By the time he arrived in Africa, he was emotionally finished with life in Sweden, comfortable as it was, and with the familiarities of his homeland. That plodding line of asylum applicants, combined with the safe predictability of life, driving him to seek the unpredictability that was the essence of his new position at a major Swedish NGO, working in the semiautonomous state of Puntland in northeast Somalia. After a long series of interviews he convinced their hiring committee he was a good fit as their new legal and human rights program manager. This was a position formerly filled by an experienced man in his fifties, so Erik felt a healthy level of anxiety about doing a worthy job. It required
negotiating with governmental heads throughout the region, and it could put him across from them in tense negotiations over human rights reforms in the judiciary sector, or make it necessary to poke around in the worst prisons imaginable and stare into the faces of the walking cadavers held there.

It was the right time in his life to make this journey. A few months earlier, his fiancée back home had called off their planned wedding. He wasn’t happy about it but had to admit she might have done right by both of them—trooping around Africa was never going to be her cup of tea.

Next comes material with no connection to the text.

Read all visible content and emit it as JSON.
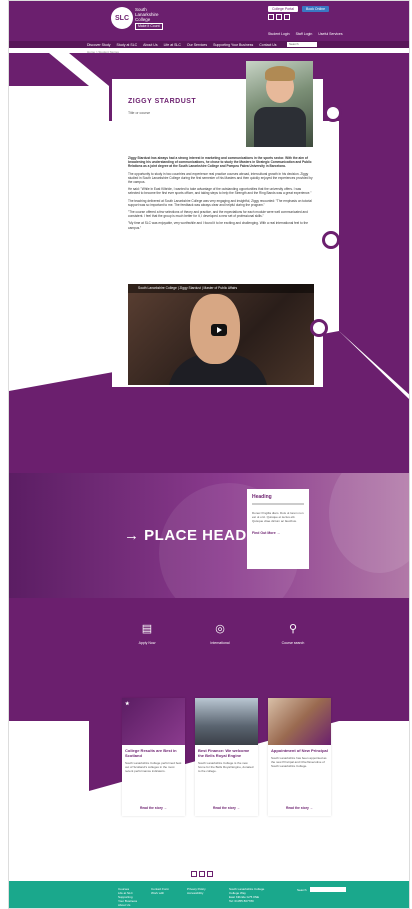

This made it a lot easier to put himself through all the necessary steps before making the journey to Africa. Once his life there actually began, he was relieved to be without the sort of strong emotional ties that would have put up distractions in the new job.

As for family back at home, they weren’t thrilled with his choice of assignment, but nobody seriously questioned his motives. He was grateful for that. Instead they promised to visit as soon as possible and see his new hometown of Nairobi, Kenya, for themselves.

He was struck by how good it felt to be alone, in terms of not causing anyone at home to worry. It seemed obvious that it would be completely unreasonable to expect to find a woman who could understand what he was doing and accept his need to be in that place.

When it came to personal time, it was all too clear that work like his was destined to be an individual sport.

CHAPTER SIX

Jessica:

My truncated stay at the Childers orphanage in South Sudan was like being awakened by a plunge into freezing water. My senses had never been so overwhelmed. The experience didn’t change my overall goals, but it completely realigned my approach. I pulled back to work out a new strategy designed to actually allow me to be of service while also avoiding a pointless death there.